Nota critica di Carlo Francou
I monti pallidi, così vengono chiamate dal Settecento le Dolomiti. Un appellativo che salta subito alla mente in chi osserva le opere di Alessandra Chiappini dedicate alle montagne forse più celebrate del mondo per quei pinnacoli appuntiti che sembra siano stati modellati dalla mano di uno scultore.
Cattedrali di roccia costruite in milioni di anni da piccoli organismi in un mare che oggi non c'è più, destinate a loro volta ad un lento ma progressivo disgregamento che le renderà sempre più assottigliate, e per questo, misteriose.
Chiappini ha fissato nei suoi dipinti l'essenza stessa di queste cime: la loro maestosità e al tempo stesso la loro elegante leggerezza.
Sfruttando al meglio il segno grafico ha messo in evidenza le stratificazioni e l'erosione del tempo e con l'ausilio di poche pennellate ben distribuiite ha creato un gioco cromatico di sicura resa compositiva.

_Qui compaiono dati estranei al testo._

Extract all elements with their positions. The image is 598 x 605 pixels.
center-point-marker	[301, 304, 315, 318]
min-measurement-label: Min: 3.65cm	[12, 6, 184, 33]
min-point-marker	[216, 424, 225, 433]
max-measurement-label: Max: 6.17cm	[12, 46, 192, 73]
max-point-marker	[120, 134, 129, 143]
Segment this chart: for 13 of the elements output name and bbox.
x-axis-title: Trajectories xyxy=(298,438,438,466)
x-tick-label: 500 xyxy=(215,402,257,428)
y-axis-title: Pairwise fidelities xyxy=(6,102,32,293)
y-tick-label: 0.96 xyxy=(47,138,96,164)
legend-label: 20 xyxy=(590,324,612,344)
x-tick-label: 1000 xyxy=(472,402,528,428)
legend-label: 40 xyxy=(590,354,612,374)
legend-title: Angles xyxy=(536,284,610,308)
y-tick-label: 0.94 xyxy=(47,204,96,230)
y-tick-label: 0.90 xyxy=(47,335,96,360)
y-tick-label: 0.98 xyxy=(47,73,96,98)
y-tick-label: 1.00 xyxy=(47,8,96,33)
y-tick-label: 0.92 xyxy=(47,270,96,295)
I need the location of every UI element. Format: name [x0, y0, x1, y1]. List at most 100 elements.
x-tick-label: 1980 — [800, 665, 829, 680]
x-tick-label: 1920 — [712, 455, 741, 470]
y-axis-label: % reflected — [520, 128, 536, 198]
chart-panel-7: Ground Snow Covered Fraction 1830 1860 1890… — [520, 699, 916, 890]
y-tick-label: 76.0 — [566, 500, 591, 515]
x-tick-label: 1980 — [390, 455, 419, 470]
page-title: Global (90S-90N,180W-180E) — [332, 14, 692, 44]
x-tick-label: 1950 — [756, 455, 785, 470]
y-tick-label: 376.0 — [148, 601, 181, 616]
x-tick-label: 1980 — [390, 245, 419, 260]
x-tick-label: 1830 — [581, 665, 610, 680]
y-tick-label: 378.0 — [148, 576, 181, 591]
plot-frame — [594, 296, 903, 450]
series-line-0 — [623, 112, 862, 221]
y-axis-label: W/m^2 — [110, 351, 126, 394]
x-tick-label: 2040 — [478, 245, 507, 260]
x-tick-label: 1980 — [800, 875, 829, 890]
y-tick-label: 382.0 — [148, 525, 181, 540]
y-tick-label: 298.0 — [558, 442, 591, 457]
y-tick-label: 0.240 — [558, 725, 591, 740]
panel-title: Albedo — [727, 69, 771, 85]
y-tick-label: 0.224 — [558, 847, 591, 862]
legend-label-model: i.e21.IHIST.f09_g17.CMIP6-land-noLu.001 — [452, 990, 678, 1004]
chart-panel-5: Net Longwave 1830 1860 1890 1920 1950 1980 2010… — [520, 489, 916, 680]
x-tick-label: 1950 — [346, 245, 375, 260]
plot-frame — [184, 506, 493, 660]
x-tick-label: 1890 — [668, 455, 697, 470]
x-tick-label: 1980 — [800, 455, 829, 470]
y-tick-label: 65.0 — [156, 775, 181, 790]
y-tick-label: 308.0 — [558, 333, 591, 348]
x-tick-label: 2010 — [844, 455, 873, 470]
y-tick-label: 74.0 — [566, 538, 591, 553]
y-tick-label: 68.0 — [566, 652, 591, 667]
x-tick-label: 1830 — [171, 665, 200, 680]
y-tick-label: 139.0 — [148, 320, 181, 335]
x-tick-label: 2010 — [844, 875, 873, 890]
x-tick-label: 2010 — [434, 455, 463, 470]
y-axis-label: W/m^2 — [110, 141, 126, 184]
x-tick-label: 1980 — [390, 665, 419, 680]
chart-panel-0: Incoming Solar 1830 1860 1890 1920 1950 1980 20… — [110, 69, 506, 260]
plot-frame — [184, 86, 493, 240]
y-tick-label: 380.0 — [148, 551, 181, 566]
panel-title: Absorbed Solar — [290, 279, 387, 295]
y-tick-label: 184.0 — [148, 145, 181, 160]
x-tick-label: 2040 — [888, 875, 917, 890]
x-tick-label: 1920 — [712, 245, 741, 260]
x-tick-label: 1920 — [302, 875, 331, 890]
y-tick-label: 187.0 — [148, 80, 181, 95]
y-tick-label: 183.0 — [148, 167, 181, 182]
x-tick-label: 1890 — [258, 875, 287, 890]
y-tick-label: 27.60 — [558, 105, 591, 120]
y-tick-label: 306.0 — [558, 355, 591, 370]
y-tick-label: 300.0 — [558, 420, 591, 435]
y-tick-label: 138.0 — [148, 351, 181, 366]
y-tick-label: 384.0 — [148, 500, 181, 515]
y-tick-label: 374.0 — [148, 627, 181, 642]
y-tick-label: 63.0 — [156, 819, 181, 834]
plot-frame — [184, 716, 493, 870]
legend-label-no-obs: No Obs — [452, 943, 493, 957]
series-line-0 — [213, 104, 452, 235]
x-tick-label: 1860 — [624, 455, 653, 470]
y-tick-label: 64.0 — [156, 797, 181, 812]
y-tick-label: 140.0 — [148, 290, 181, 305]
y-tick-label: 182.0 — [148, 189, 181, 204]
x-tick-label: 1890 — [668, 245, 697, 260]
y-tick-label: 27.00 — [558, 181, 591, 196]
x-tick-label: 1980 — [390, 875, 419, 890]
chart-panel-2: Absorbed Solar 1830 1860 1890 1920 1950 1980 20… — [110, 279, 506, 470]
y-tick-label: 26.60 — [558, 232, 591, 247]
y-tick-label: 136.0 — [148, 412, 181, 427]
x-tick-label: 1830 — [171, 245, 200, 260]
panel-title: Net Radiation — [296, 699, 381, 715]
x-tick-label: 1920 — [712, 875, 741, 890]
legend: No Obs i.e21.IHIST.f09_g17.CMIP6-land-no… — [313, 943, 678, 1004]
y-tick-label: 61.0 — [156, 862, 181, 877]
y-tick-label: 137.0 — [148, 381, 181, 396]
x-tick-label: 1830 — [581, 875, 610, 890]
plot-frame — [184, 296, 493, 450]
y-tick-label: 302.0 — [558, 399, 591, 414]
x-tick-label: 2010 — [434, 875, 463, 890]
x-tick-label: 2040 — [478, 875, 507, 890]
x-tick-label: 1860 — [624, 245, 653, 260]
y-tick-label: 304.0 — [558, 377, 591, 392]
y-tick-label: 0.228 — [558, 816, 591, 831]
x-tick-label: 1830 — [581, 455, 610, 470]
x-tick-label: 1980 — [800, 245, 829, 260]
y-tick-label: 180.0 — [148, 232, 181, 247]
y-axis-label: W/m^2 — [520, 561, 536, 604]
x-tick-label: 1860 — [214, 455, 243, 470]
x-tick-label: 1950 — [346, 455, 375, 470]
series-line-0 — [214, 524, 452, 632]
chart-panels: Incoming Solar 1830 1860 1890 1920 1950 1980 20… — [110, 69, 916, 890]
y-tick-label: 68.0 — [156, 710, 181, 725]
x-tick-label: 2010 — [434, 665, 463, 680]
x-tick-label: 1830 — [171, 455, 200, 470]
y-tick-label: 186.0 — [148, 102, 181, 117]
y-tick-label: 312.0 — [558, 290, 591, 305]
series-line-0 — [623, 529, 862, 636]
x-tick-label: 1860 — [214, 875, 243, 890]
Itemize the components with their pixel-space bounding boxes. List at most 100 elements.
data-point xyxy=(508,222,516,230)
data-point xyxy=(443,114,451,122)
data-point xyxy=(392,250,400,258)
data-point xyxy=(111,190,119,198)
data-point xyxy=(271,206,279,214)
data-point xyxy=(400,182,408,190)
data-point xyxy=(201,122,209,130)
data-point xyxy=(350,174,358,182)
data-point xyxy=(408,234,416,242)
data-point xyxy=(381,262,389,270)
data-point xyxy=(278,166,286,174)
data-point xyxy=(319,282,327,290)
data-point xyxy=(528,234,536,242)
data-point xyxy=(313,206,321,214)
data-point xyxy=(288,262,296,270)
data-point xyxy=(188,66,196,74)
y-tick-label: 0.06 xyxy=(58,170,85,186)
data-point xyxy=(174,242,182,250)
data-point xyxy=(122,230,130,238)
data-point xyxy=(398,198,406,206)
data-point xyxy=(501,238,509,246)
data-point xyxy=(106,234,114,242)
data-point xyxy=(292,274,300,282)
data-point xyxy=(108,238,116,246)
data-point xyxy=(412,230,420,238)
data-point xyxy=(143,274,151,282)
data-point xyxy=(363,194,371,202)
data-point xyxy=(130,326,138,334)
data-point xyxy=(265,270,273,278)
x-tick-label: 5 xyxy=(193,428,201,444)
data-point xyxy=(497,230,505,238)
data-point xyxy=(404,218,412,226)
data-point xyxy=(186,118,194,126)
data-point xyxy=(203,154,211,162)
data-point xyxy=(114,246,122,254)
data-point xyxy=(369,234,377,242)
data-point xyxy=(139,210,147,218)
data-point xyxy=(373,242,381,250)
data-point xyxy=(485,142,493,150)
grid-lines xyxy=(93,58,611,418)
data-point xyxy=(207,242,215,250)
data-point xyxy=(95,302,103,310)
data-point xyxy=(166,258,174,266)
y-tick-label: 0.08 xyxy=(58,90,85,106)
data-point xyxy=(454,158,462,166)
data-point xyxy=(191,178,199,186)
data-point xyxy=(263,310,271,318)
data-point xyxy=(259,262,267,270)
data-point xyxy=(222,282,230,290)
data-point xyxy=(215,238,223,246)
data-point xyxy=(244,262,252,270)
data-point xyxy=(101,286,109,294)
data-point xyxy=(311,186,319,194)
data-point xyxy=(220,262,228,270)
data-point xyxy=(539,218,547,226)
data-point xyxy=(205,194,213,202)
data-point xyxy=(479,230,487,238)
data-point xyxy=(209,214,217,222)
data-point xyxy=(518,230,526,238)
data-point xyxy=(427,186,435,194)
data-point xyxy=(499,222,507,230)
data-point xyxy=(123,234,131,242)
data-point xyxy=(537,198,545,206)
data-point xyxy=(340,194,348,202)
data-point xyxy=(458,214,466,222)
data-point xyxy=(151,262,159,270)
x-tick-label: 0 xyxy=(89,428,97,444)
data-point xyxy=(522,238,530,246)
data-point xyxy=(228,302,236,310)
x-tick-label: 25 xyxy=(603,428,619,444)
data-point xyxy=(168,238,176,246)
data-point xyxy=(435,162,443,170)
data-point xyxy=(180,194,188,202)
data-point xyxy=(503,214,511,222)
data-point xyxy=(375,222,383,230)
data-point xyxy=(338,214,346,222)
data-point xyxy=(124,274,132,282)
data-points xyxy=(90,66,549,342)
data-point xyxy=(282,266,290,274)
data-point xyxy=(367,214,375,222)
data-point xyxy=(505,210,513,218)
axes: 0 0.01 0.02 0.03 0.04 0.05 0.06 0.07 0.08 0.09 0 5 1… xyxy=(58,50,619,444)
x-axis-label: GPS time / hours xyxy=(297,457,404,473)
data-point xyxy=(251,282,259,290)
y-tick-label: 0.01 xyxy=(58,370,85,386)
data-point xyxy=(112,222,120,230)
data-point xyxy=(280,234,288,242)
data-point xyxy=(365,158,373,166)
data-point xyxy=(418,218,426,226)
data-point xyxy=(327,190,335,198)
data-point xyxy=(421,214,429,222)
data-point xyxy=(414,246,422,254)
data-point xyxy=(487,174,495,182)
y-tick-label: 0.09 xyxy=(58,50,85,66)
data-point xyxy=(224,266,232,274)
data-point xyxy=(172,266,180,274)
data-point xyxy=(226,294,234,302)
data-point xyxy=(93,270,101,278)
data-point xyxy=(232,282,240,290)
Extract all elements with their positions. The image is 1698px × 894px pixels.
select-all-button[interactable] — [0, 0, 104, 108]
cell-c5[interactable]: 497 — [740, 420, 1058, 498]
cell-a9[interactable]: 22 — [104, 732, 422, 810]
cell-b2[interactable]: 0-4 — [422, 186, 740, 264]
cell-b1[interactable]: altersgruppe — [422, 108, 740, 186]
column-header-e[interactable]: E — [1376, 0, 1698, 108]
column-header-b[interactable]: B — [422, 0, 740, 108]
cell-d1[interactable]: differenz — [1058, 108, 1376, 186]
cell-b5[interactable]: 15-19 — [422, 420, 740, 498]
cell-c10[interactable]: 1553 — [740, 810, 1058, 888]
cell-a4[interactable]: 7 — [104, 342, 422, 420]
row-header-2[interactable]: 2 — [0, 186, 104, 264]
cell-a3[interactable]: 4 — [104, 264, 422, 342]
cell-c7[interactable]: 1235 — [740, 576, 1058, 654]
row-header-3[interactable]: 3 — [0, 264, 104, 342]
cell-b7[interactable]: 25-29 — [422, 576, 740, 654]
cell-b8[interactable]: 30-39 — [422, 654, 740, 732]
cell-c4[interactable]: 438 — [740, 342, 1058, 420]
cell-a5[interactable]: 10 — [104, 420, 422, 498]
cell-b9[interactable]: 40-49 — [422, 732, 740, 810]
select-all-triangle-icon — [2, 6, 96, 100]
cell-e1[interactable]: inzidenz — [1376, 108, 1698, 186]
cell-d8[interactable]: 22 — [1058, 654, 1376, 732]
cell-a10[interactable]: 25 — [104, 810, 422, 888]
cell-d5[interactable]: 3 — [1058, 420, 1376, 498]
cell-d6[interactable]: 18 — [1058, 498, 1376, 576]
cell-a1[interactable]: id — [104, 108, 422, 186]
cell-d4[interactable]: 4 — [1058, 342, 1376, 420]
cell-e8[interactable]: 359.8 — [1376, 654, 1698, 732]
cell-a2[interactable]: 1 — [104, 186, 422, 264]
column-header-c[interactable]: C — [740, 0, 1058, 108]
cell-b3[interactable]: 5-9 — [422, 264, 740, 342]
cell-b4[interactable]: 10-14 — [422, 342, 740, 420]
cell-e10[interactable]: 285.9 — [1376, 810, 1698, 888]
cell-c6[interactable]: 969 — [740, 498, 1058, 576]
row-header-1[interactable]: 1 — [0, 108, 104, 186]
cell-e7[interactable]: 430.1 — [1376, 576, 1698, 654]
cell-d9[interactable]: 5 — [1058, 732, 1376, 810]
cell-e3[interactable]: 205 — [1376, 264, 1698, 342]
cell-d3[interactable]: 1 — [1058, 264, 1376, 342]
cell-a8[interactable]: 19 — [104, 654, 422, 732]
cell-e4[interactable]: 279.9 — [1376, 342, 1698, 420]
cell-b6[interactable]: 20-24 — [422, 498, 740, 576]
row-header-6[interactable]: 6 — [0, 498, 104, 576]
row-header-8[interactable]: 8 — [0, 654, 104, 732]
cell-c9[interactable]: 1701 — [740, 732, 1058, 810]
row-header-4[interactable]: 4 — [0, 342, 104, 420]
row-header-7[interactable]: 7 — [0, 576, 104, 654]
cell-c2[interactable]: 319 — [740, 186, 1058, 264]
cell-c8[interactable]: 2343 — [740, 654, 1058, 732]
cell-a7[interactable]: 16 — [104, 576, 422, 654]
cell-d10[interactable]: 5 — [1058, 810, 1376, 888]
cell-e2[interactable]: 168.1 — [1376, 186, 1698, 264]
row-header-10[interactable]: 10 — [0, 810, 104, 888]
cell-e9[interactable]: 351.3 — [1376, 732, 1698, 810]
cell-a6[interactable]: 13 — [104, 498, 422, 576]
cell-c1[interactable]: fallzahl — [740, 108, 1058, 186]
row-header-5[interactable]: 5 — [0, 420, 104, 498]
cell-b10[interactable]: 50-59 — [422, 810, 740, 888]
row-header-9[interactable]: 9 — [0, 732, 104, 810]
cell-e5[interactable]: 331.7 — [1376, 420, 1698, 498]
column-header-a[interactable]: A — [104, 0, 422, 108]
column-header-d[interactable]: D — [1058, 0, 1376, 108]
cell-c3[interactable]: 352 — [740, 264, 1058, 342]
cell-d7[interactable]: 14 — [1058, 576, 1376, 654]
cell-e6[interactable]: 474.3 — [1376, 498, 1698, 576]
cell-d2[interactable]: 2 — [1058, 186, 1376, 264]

E' l'incontro tra gli azzurri di cieli eterei che in certi casi si trasformano in un pulviscolo di sabbie cristallline e la silenziosa maestosità di quei rosa che avvolgono con la loro calda solarità ogni anfratto roccioso.
Sono paesaggi pensati e riscoperti dove è possibile ascoltare il sussurro del tempo che scorre via lento portando con sè il fremito di luoghi vissuti.